The Daily Escape:
(Publishing of daily COVID-19 data is on hold while Wrongo tries to understand inconsistencies in the data)
Trump isn’t wrong to begin thinking about what comes next. At some point, we will again poke our heads out of our burrows, and feel the warmth of sunlight. We’ll attempt to resume the life we had before the virus struck. There are two risks in this: First, will we be back in the swing of things too soon? And second, what should we demand be different, given what the nation has experienced?
In Trump’s view the answer is simple. He wants most people back to work in time to have a robust economy come Election Day. He’s targeted May 1st as the start date for his governor buddies to begin revitalizing the economy.
Once again, the Trump administration is showing itself to be utterly incapable of dealing with this crisis.
He’s moving the country to re-open, despite warnings from public health officials and from most state governors. Here’s a germane comment on Wrongo’s Saturday’s column by long-time blog reader Terry McKenna:
“We really know so little. To begin with, we don’t know how the virus spreads. We are learning but that’s all. In the beginning, we guessed wrong that it was not spread by healthy (asymptomatic) persons. Doctors disagree over the size of the droplets that carry the virus.

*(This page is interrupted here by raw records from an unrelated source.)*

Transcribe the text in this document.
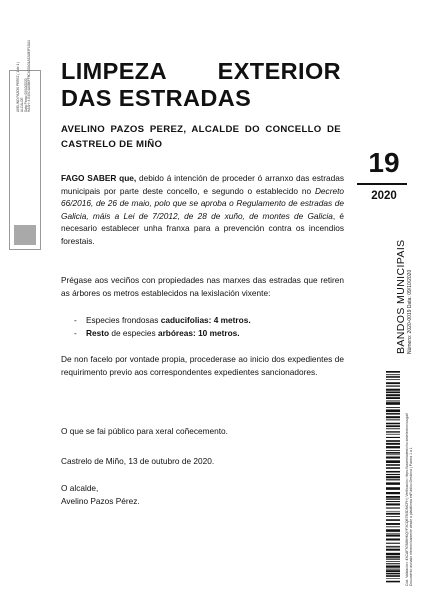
AVELINO PAZOS PEREZ ( 1 de 1 ) ALCALDE Data Firma: 09/10/2020 HASH: 4 E45C4A0B6FF8C4D5A01A52AB3F1DA1 LIMPEZA EXTERIOR
DAS ESTRADAS
AVELINO PAZOS PEREZ, ALCALDE DO CONCELLO DE CASTRELO DE MIÑO
19
2020
FAGO SABER que, debido á intención de proceder ó arranxo das estradas municipais por parte deste concello, e segundo o establecido no Decreto 66/2016, de 26 de maio, polo que se aproba o Regulamento de estradas de Galicia, máis a Lei de 7/2012, de 28 de xuño, de montes de Galicia, é necesario establecer unha franxa para a prevención contra os incendios forestais.
Prégase aos veciños con propiedades nas marxes das estradas que retiren as árbores os metros establecidos na lexislación vixente:
- Especies frondosas caducifolias: 4 metros.
- Resto de especies arbóreas: 10 metros.
De non facelo por vontade propia, procederase ao inicio dos expedientes de requirimento previo aos correspondentes expedientes sancionadores.
O que se fai público para xeral coñecemento.
Castrelo de Miño, 13 de outubro de 2020.
O alcalde,
Avelino Pazos Pérez.
BANDOS MUNICIPAIS Número: 2020-0019 Data: 09/10/2020
Cód. Validación: 4XCAF7GMMHKQYFXCQE7M3DMCFH | Verificación: https://castrelodeminho.sedelectronica.gal/ Documento asinado electrónicamente desde a plataforma esPublico Gestiona | Páxina 1 a 1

So we are almost like we were before we had the germ theory where all we can do it isolate.
Also “test” is a simplistic word. Which test? We need a test that tells a clinician that someone had the virus in his system, and a test with a fast result is essential. But a negative test means little, especially in a healthy (asymptomatic) person, because in the absence of a vaccine, that person could be infected next week or next month. So we need a test of antibodies – but even still, we don’t know how long immunity lasts.

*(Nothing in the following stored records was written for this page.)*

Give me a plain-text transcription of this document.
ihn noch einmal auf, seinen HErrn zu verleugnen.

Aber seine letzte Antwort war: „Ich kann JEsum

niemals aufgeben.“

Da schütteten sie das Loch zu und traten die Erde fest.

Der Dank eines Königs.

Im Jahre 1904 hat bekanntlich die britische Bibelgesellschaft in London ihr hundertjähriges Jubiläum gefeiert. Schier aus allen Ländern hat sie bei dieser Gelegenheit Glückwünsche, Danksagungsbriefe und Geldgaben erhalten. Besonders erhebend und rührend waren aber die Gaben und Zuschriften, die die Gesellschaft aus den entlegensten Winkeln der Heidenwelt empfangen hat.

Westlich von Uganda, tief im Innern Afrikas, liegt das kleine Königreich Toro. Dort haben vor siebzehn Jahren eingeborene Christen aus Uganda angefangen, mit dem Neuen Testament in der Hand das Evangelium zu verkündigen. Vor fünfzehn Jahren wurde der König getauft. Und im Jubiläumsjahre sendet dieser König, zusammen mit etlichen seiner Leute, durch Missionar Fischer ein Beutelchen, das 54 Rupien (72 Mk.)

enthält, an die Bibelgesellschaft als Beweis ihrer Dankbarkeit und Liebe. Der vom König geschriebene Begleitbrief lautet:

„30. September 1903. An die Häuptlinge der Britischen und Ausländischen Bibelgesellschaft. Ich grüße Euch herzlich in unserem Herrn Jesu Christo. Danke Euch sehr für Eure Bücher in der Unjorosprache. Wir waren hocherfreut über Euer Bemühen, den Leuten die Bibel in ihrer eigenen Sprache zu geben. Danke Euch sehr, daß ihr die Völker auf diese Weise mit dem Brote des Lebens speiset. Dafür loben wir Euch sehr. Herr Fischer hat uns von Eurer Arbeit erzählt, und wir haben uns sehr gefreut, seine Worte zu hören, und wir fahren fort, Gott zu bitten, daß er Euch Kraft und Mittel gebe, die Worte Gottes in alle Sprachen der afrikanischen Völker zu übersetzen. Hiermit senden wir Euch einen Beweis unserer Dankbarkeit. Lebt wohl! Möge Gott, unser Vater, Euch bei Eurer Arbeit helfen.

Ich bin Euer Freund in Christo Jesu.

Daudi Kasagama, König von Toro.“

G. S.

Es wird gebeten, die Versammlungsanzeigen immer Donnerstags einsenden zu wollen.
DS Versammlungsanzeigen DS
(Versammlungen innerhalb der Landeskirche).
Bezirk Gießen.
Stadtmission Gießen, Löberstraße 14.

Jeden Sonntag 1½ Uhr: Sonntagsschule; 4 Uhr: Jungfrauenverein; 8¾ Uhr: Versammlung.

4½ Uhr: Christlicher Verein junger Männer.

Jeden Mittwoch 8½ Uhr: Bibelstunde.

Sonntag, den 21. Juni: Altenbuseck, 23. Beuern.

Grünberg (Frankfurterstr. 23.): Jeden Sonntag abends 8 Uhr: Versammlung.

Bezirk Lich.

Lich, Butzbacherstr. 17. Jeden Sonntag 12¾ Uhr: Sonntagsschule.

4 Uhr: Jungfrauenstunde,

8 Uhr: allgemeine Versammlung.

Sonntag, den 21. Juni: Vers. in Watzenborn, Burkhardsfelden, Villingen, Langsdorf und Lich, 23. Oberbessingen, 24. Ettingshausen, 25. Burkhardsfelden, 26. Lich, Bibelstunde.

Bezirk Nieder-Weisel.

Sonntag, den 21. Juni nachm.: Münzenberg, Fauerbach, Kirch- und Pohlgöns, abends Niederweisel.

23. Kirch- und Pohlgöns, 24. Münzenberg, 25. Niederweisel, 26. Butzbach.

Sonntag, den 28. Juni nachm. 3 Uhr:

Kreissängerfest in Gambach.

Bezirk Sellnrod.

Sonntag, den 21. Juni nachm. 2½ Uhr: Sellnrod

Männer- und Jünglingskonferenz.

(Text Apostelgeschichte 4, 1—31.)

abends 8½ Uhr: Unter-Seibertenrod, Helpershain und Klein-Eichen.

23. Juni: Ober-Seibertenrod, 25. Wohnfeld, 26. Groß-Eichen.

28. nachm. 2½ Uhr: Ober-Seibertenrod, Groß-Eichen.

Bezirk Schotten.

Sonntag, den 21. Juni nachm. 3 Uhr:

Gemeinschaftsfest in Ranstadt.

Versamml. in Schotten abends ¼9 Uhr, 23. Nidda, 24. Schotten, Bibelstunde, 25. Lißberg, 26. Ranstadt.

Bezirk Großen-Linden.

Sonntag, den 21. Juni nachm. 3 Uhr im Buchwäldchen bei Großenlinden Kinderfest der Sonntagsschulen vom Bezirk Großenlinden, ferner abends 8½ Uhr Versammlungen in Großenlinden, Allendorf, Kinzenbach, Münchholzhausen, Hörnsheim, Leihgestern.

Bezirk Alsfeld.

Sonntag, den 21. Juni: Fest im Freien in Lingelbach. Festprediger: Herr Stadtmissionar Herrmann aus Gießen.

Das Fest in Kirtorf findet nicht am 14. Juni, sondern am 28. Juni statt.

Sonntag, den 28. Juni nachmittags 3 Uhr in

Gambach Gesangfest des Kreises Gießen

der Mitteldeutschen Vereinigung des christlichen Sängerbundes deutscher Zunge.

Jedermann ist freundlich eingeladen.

And then we have the notion that the president can order the country back to work. Even if a business reopens, who will come? And yes, I know someone will, but imagine the NY Mets having their opening day May 15. Will anyone show up? And if they do, will we see a spike in sickness a few weeks later?
We need time for the science to do its work. We may get lucky, viruses do became less virulent over time (sometimes to re-emerge with vigor).”

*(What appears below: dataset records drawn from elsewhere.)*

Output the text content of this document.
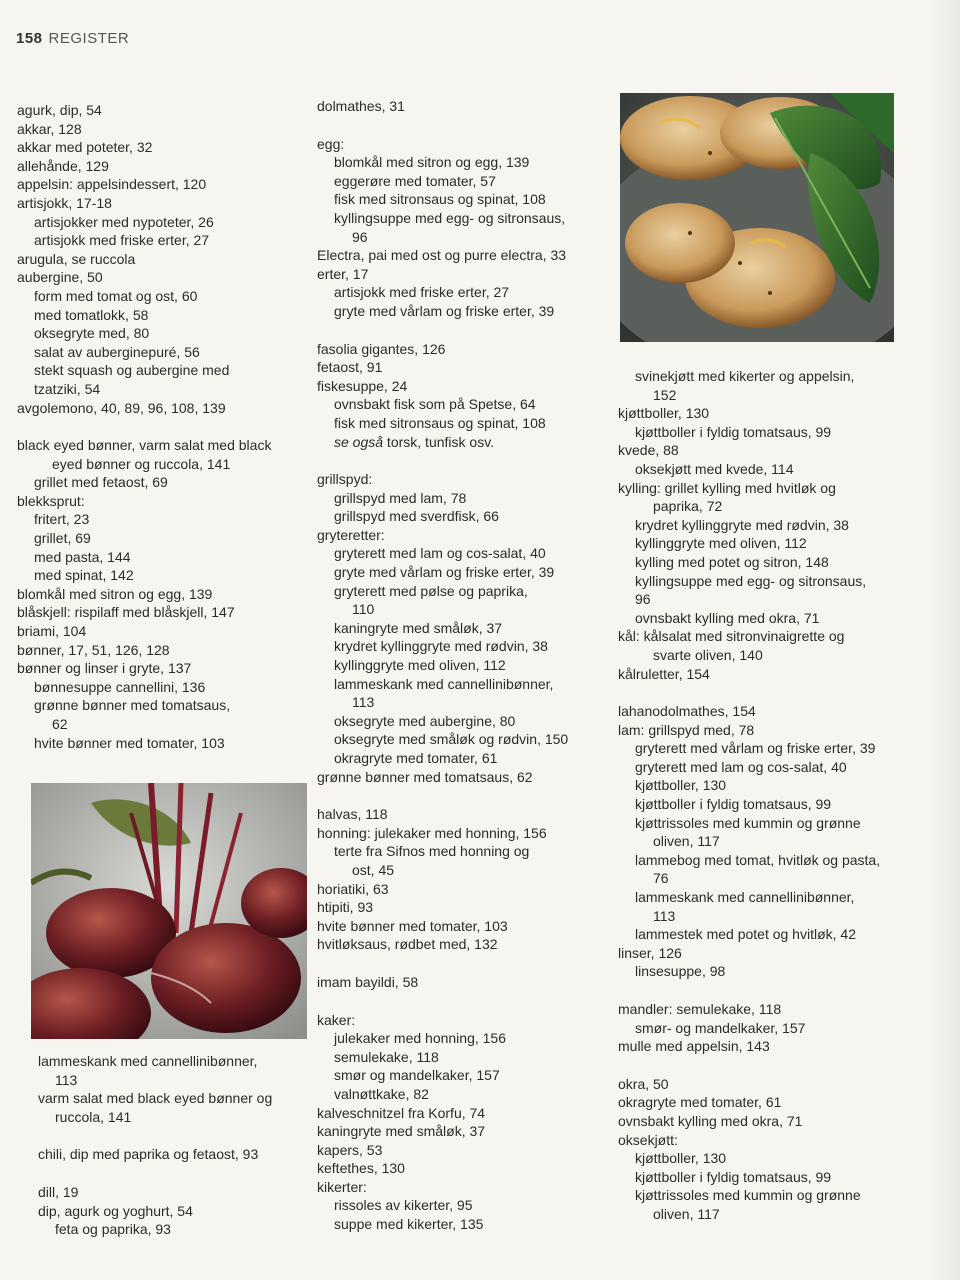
158 REGISTER
agurk, dip, 54
akkar, 128
akkar med poteter, 32
allehånde, 129
appelsin: appelsindessert, 120
artisjokk, 17-18
artisjokker med nypoteter, 26
artisjokk med friske erter, 27
arugula, se ruccola
aubergine, 50
form med tomat og ost, 60
med tomatlokk, 58
oksegryte med, 80
salat av auberginepuré, 56
stekt squash og aubergine med
tzatziki, 54
avgolemono, 40, 89, 96, 108, 139
black eyed bønner, varm salat med black
eyed bønner og ruccola, 141
grillet med fetaost, 69
blekksprut:
fritert, 23
grillet, 69
med pasta, 144
med spinat, 142
blomkål med sitron og egg, 139
blåskjell: rispilaff med blåskjell, 147
briami, 104
bønner, 17, 51, 126, 128
bønner og linser i gryte, 137
bønnesuppe cannellini, 136
grønne bønner med tomatsaus,
62
hvite bønner med tomater, 103
lammeskank med cannellinibønner,
113
varm salat med black eyed bønner og
ruccola, 141
chili, dip med paprika og fetaost, 93
dill, 19
dip, agurk og yoghurt, 54
feta og paprika, 93
dolmathes, 31
egg:
blomkål med sitron og egg, 139
eggerøre med tomater, 57
fisk med sitronsaus og spinat, 108
kyllingsuppe med egg- og sitronsaus,
96
Electra, pai med ost og purre electra, 33
erter, 17
artisjokk med friske erter, 27
gryte med vårlam og friske erter, 39
fasolia gigantes, 126
fetaost, 91
fiskesuppe, 24
ovnsbakt fisk som på Spetse, 64
fisk med sitronsaus og spinat, 108
se også torsk, tunfisk osv.
grillspyd:
grillspyd med lam, 78
grillspyd med sverdfisk, 66
gryteretter:
gryterett med lam og cos-salat, 40
gryte med vårlam og friske erter, 39
gryterett med pølse og paprika,
110
kaningryte med småløk, 37
krydret kyllinggryte med rødvin, 38
kyllinggryte med oliven, 112
lammeskank med cannellinibønner,
113
oksegryte med aubergine, 80
oksegryte med småløk og rødvin, 150
okragryte med tomater, 61
grønne bønner med tomatsaus, 62
halvas, 118
honning: julekaker med honning, 156
terte fra Sifnos med honning og
ost, 45
horiatiki, 63
htipiti, 93
hvite bønner med tomater, 103
hvitløksaus, rødbet med, 132
imam bayildi, 58
kaker:
julekaker med honning, 156
semulekake, 118
smør og mandelkaker, 157
valnøttkake, 82
kalveschnitzel fra Korfu, 74
kaningryte med småløk, 37
kapers, 53
keftethes, 130
kikerter:
rissoles av kikerter, 95
suppe med kikerter, 135
svinekjøtt med kikerter og appelsin,
152
kjøttboller, 130
kjøttboller i fyldig tomatsaus, 99
kvede, 88
oksekjøtt med kvede, 114
kylling: grillet kylling med hvitløk og
paprika, 72
krydret kyllinggryte med rødvin, 38
kyllinggryte med oliven, 112
kylling med potet og sitron, 148
kyllingsuppe med egg- og sitronsaus,
96
ovnsbakt kylling med okra, 71
kål: kålsalat med sitronvinaigrette og
svarte oliven, 140
kålruletter, 154
lahanodolmathes, 154
lam: grillspyd med, 78
gryterett med vårlam og friske erter, 39
gryterett med lam og cos-salat, 40
kjøttboller, 130
kjøttboller i fyldig tomatsaus, 99
kjøttrissoles med kummin og grønne
oliven, 117
lammebog med tomat, hvitløk og pasta,
76
lammeskank med cannellinibønner,
113
lammestek med potet og hvitløk, 42
linser, 126
linsesuppe, 98
mandler: semulekake, 118
smør- og mandelkaker, 157
mulle med appelsin, 143
okra, 50
okragryte med tomater, 61
ovnsbakt kylling med okra, 71
oksekjøtt:
kjøttboller, 130
kjøttboller i fyldig tomatsaus, 99
kjøttrissoles med kummin og grønne
oliven, 117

A partial re-opening of those portions of the economy that are now shuttered is a risk both to the workers, and to the returning customers. Terry is right to ask if we’ll see a spike in sickness a few weeks later, and if we do, what will be Trump’s plan then?
Broadening out our view, many are starting to think about what needs to be different post-pandemic. As we emerge from this crisis, we have a rare opportunity to focus on change: Do we want a Star Trek, or Blade Runner future? A utopian, or a dystopian one?
As Viet Thanh Nguyen said in the NYT:
“Our real enemy is not the virus but our response to the virus — a response that has been degraded and deformed by the structural inequalities of our society.”
We have a once-in-a-generation opportunity to rebuild for tomorrow. Or will we just prop up the economic and political process that has given us today’s problems? As an example, if we don’t want sick and contagious people trying to go to work, America must have paid sick leave.
During the lead up to passing the CARES Act, Democrats in Congress recognized this, but at the behest of business lobbies, the Act exempted 80% of all workers, including all those working at firms with over 500 employees AND those working at firms with under 50 employees!
Here’s an illuminating chart:
And in America, add $600 for four months for 20% of our workers. This is post-Reagan America. Assistance to the poor and working class is given grudgingly, and with strings attached. The rich and corporations are showered in subsidies since they are too virtuous and important to let fail. MAGA really means “Make Americans Grovel Again”.
What has to die after Covid-19 is the myth that America is the best country on earth. We’re not as healthy as we thought we were. The symptoms — racial and economic inequality, callousness and selfishness, have been covered up by our unquestioned acceptance of American Exceptionalism.
We’ve lost our right to that view, despite the many, many small acts of heroism every day by health workers and all the “essential” hourly workers who face becoming infected every day.